RFID or Radio Frequency Identification is becoming more advanced in consumer product industries, as retailers continue to invest in the technology in order to simplify transactions and improve customer service. Retailers are striving to improve logistics systems in order to deliver perishable goods easily and within certain transport regulations. Aside from this, continuous traceability and comprehensive analysis of ingredients are becoming the norm for legislators and consumers alike, and RFID ensures that the documentation for each ingredient is done automatically with a minimum amount of processing, therefore optimizing distribution to consumers.

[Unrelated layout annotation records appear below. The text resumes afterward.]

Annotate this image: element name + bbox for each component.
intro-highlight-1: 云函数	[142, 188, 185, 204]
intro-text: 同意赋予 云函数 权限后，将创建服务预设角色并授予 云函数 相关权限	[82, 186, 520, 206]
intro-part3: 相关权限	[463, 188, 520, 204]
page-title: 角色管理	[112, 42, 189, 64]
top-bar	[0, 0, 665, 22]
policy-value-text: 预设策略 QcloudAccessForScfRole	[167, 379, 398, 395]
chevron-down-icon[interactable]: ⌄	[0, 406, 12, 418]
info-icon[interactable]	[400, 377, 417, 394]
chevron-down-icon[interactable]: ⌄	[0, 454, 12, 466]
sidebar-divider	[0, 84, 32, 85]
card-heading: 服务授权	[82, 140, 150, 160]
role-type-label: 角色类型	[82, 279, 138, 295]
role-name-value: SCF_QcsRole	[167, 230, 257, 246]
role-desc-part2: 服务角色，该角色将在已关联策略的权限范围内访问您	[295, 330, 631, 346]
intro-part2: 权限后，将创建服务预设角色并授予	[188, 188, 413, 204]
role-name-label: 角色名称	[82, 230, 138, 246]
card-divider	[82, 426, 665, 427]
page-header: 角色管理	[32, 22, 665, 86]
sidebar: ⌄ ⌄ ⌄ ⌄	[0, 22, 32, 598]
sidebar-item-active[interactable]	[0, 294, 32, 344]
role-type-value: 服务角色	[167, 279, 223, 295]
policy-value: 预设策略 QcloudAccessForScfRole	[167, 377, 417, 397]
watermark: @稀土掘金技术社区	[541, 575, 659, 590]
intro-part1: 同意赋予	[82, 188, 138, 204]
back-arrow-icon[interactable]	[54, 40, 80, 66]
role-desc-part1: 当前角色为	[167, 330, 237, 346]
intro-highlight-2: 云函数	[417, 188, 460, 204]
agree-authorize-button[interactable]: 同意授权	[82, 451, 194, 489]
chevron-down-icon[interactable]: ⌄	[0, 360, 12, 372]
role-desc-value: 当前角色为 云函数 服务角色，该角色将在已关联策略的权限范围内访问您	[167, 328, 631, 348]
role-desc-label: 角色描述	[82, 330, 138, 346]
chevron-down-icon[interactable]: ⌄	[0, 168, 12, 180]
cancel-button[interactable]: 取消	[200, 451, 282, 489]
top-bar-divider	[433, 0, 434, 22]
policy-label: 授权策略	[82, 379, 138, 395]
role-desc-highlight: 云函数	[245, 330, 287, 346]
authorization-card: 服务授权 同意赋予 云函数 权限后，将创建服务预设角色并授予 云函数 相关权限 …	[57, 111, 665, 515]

Marks & Spencer is replacing bar codes with an RFID system which includes tags for millions of containers that hold food being shipped from suppliers to its stores. This RFID system improves efficiency and is a guaranteed time-saver, with only a five-second waiting period to receive data from 50 containers, a vast difference of 85% compared with the previous system.
Other obvious advantages include less spoilt food, fewer lost shipments, and faster returns on investment, with M&S expecting to regain the US$3 million cost of the RFID system in only three years.
Another industry giant, Walmart, requires its major suppliers to have RFID tags on every pallet and case arriving at its distribution centres and stores. The company expects to save US$407 million yearly through visibility improvements alone.
Industry experts also agree on another big advantage of the RFID system, which is the reduction of out-of-stock situations in stores. Procter & Gamble, along with other mass merchandisers, estimate an increase in annual sales by US$1.2 billion with the help of RFID.
“While RFID has been around for a while, and has matured a great deal in recent years, many companies still don’t understand how they can use the visibility the technology provides, in order to streamline business processes, reduce expenses and boost sales,” says Mark Roberti, RFID Journal’s founder and editor.